I am working on a page that use the Ajax Control Toolkit’s TabContainer. In each TabPanel there is a GridView.
<act:TabContainer runat="server">
<act:TabPanel runat="server">
<asp:GridView runat="server" ...>
</asp:GridView>
</act:TabPanel>
...
<act:TabPanel runat="server">
<asp:GridView runat="server" ...>
</asp:GridView>
</act:TabPanel>
</act:TabContainer>
Then on the front-end, a JQuery tablesorter is bound to the tables. After the tablesorter is bound, the rows are styled in an alternating fashion, this is done with the following bit of code:
var rows = $('tr.Clickable');
for (var i = 1; i < rows.length; i += 2) {
var oddrow = 'tr.Clickable:eq(' + i.toString() + ');';
$(oddrow).addClass('odd');
}
On some machines, the browser returns a warning that a script is taking too long to finish, and this happened right after the previous javascript was added.
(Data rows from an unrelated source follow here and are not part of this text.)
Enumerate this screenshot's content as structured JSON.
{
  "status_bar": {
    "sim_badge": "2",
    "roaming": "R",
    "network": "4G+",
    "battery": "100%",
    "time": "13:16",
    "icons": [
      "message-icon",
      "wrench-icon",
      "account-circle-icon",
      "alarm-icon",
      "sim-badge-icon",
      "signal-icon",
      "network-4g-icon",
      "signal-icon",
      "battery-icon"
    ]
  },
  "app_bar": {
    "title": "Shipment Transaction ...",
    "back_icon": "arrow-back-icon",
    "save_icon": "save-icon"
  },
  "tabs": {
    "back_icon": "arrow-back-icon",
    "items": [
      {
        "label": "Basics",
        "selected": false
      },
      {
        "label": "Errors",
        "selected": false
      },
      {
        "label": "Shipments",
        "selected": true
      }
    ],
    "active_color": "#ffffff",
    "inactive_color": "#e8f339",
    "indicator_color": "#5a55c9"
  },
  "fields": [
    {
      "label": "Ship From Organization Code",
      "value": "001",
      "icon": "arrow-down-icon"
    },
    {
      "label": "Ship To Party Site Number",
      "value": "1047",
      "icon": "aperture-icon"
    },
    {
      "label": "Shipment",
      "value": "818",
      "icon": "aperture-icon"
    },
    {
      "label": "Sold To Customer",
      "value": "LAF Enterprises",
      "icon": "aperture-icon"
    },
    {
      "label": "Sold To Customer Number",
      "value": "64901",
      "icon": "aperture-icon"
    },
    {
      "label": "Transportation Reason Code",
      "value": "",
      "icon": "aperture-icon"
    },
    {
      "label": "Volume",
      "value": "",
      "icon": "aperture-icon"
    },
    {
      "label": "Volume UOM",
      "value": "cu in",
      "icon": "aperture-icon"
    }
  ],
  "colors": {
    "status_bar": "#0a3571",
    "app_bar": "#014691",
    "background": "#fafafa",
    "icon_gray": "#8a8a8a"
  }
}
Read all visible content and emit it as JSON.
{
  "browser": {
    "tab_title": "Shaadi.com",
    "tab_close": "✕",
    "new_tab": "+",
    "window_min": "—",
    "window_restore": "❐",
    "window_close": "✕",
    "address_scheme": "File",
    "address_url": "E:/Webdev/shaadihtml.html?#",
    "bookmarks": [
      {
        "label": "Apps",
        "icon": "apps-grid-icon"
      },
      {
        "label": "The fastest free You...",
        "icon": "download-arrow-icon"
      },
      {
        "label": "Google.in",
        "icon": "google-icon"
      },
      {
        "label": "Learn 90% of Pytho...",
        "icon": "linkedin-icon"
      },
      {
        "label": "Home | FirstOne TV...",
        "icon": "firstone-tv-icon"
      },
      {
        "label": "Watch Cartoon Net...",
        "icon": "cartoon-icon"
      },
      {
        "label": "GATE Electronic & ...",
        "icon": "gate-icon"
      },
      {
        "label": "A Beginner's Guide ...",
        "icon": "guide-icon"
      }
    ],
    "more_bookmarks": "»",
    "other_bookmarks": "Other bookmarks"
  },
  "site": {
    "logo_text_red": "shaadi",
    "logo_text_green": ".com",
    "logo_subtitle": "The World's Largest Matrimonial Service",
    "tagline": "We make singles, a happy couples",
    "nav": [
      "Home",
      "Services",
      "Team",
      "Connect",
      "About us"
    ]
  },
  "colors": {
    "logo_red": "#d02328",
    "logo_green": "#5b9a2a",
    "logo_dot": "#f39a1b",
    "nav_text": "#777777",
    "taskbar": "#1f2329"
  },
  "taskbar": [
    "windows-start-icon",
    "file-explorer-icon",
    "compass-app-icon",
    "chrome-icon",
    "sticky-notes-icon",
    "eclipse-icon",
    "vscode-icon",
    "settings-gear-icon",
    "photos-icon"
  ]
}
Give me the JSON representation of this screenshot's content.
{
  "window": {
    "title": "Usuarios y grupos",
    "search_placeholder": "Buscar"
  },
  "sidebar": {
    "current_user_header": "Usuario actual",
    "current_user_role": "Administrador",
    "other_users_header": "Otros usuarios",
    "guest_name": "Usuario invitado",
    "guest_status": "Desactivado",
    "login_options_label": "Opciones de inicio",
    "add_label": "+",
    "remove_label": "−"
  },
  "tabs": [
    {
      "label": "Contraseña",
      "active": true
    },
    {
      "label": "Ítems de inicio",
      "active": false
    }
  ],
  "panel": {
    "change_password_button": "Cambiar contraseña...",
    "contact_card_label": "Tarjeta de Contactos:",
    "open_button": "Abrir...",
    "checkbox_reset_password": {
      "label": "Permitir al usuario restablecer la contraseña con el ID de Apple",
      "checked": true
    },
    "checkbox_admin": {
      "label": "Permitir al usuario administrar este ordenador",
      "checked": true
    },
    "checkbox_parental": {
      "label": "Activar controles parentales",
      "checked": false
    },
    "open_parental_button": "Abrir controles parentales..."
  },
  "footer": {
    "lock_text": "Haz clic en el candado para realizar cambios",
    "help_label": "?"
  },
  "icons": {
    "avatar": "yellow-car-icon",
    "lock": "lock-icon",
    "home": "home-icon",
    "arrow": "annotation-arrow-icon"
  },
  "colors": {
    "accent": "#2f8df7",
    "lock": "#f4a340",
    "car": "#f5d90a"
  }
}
I think that the use of the selector: tr.Clickable:eq(n) is the culprit.
I would like to just loop over the rows array and do an .addClass('odd') for rows with and index that is odd, however, the elements of the rows array don’t have an .addClass method, so I used the :eq selector to compensate.
This works, but very slowly, is there a faster way to do this?